SABRINA BOCKLER: IMPENDING RAPTURE

15 January - 28 February 2026
Overview

Sabrina Bockler returns to BEERS London for Impending Rapture, her second solo exhibition at the gallery. The exhibition explores ideas of duality and cyclical change — abundance and scarcity, light and dark, loss and renewal. Impending Rapture refers to the moment of division and continuation, when one form becomes two, when growth depends on disruption, fracture, or surrender.

 

Comprised of ten paintings, Bockler riffs off Dutch still life and allegorical paintings of the Renaissance, grounding the series in the myth of Persephone as an anchor to explore ideas of descent and return, echoing the rhythms of the seasons and the emotional cycles we move through as human beings. For Bockler, this is a negotiation between beauty and unease, hope and loss, beauty and decay.

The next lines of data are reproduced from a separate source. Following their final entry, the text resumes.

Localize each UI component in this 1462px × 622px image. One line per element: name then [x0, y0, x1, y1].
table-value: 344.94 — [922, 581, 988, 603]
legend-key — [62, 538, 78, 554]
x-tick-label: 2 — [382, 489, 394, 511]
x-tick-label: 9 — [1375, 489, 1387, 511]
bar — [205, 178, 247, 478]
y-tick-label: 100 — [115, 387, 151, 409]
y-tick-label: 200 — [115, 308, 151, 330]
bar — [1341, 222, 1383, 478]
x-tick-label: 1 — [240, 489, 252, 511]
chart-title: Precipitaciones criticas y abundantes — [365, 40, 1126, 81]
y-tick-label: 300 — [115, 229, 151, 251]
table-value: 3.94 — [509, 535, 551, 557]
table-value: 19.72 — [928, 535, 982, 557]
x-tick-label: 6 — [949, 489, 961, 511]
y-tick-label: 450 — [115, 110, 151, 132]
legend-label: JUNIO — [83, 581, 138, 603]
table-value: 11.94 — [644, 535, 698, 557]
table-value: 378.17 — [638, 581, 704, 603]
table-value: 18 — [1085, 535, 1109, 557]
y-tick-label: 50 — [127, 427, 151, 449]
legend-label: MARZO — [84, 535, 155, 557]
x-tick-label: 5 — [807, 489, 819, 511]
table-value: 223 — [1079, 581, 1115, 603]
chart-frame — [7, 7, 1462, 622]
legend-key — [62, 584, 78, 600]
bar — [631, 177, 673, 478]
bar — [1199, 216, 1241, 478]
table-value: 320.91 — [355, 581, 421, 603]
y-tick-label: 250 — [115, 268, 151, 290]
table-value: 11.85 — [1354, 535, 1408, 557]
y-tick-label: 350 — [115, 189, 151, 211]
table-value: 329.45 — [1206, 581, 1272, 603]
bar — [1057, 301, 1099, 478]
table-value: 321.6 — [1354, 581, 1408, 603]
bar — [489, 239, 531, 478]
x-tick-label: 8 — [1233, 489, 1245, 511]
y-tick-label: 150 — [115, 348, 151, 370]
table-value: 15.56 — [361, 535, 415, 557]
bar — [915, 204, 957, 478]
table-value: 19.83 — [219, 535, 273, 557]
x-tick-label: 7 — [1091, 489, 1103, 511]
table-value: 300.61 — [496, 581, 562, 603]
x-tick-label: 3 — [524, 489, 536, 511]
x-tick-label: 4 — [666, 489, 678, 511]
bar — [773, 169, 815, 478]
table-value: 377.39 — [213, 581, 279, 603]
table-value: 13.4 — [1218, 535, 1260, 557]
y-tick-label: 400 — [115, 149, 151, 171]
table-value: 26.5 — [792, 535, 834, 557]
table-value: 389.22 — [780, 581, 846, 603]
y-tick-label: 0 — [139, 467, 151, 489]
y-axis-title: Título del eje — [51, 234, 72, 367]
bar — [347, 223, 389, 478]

Most artists begin with a question or a series of questions. For Bockler, what began as a meditation on transformation soon evolved into interest in how inherited myths shape our understanding of contemporary issues, in this particular case, that of women’s roles. “I find the Persephone story particularly interesting,” she writes, “in that it exhibits obedience, abduction, and defiance into one poetic, wholly unsettling arc.” The act of painting can be many things: comprehension, discovery, deconstruction, restaging, and Bockler is keen to explore a dismantling of a singular so-called meta-narrative: “Painting this story became a retelling,” she explains, “it became about giving Persephone agency while questioning and dismantling the story.”

 

Those familiar with Bockler’s work will see recurring motifs: abundant pomegranates, shifting snakes, and decadent floral forms. Horses appear as sentinels, psychopomps* moving between uncertain terrain, imbued with a sense of control and mischief. Humour, too. In that wry, sardonic way that echoes John Currin, poking fun at tradition while simultaneously paying homage. What remains interesting in Bockler’s growing lexicon and vision is how beauty and rupture, cycles of pain and joy, and even (lifting the term from an ongoing religious fervour at the time of painting) the sense of “impending rapture” that is horrific, terrific, awesome, and uncanny. Decadent and divine, all things characteristically “Bockler.”

*A figure from mythology, religion, or folklore who guides souls from the world of the living to the world of the dead.